Parse csv with variable number of columns

Petr.Simik · January 22, 2019, 7:58am

What would be the best way to parse simple file
with the structure where second column "optional_retry_count" sometime exist sometime not.

message_type, optional_retry_count, date, xml_data

EURec,20190121150448,<?xml version="1.0"....
EUSlc,2,20190121150458,<?xml version="1.0"....
EUNot,3,20190121150468,<?xml version="1.0"....
EUSet,20190121150488,<?xml version="1.0"....
EURec,0,20190121150498,<?xml version="1.0"....

using:

filter {
grok {
match => { "message" => "%{DATA:type},%{DATA:date},%{GREEDYDATA:xmldata}" }
}

Which is the bests way to decode optional 2nd field Retry

%{DATA:retry}

should I use Grok, Dissect, csv and how to incorporate the condition?

expected result:

{
"date": "20190121150458",
"type": "EUSlc",
"xmldata": "<?xml version="1.0"....\r",
"retry": "2"
}

Thank you

Badger · January 22, 2019, 1:18pm

A csv filter will not like the XML data, so I would use dissect.

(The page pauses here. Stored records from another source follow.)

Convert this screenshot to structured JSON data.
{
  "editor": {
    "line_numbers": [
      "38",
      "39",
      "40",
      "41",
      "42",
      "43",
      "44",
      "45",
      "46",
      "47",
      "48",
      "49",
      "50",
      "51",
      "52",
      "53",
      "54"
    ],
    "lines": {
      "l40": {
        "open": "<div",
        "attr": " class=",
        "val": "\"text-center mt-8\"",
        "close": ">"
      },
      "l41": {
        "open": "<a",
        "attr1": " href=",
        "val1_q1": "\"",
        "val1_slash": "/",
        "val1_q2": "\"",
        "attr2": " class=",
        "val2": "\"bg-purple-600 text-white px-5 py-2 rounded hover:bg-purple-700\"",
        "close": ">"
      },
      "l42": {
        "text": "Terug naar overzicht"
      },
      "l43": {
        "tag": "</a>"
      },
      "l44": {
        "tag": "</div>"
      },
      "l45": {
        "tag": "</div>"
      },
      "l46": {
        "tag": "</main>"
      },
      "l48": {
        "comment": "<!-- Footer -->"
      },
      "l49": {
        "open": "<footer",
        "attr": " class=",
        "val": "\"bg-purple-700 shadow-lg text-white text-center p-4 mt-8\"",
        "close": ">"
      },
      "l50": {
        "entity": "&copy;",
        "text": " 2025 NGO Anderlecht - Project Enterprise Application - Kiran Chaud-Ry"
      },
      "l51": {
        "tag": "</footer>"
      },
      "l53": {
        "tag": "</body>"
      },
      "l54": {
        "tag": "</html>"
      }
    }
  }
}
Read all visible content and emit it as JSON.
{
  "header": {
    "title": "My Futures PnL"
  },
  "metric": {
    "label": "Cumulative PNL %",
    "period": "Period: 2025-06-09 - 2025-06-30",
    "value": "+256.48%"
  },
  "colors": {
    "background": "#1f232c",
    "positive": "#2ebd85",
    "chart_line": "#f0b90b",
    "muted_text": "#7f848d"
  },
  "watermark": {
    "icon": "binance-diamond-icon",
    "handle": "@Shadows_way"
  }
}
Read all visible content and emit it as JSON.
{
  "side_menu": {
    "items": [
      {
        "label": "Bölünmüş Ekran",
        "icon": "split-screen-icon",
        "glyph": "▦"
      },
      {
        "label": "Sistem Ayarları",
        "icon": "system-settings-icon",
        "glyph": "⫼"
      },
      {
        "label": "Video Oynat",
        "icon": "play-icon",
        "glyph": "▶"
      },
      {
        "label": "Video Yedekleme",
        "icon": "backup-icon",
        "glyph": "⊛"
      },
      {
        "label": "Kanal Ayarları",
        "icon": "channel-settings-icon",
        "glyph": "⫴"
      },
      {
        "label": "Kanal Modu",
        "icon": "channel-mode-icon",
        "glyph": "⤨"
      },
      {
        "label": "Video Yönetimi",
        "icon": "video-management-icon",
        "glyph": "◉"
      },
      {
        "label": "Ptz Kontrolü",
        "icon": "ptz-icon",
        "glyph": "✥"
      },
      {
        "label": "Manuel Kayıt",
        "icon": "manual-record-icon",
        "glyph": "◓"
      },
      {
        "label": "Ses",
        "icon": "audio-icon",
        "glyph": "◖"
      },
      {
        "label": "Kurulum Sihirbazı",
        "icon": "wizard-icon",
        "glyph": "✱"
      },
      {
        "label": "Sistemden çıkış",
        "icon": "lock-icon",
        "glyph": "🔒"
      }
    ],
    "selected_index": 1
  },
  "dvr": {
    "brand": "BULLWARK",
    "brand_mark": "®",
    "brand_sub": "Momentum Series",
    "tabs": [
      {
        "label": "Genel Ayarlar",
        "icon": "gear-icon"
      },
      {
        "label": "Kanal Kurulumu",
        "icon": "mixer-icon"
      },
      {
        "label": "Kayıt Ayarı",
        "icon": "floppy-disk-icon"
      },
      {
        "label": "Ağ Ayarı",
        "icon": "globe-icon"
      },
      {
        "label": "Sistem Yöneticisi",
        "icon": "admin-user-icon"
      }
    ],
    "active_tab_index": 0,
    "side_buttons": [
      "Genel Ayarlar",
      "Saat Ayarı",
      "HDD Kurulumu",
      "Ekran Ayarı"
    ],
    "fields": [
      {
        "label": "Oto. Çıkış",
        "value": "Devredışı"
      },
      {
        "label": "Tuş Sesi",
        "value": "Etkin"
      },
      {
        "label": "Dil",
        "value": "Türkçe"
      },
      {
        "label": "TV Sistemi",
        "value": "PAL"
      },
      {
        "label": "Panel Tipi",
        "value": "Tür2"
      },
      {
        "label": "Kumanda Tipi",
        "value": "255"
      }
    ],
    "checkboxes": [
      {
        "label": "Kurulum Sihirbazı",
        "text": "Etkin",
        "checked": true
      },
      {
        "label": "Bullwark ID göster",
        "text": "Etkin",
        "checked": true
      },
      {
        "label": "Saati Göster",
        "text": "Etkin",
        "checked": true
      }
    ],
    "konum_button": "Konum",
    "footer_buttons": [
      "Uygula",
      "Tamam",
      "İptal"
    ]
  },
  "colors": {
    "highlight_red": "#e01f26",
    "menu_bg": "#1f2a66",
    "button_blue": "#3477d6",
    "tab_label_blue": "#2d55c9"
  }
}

if [message] =~ /^[^,]+,[^,]+,[^,]+,<\?xml/ {
    dissect { mapping => { "message" => "%{message_type},%{retry_count},%{date},%{xml_data}" } }
} else if [message] =~ /^[^,]+,[^,]+,<\?xml/ {
    dissect { mapping => { "message" => "%{message_type},%{date},%{xml_data}" } }
} else {
    mutate { add_tag => [ "somethingElse" ] }
}

Petr.Simik · January 22, 2019, 1:53pm

Thank you this solved my problem.
excellent fast answer

system · February 19, 2019, 1:53pm

This topic was automatically closed 28 days after the last reply. New replies are no longer allowed.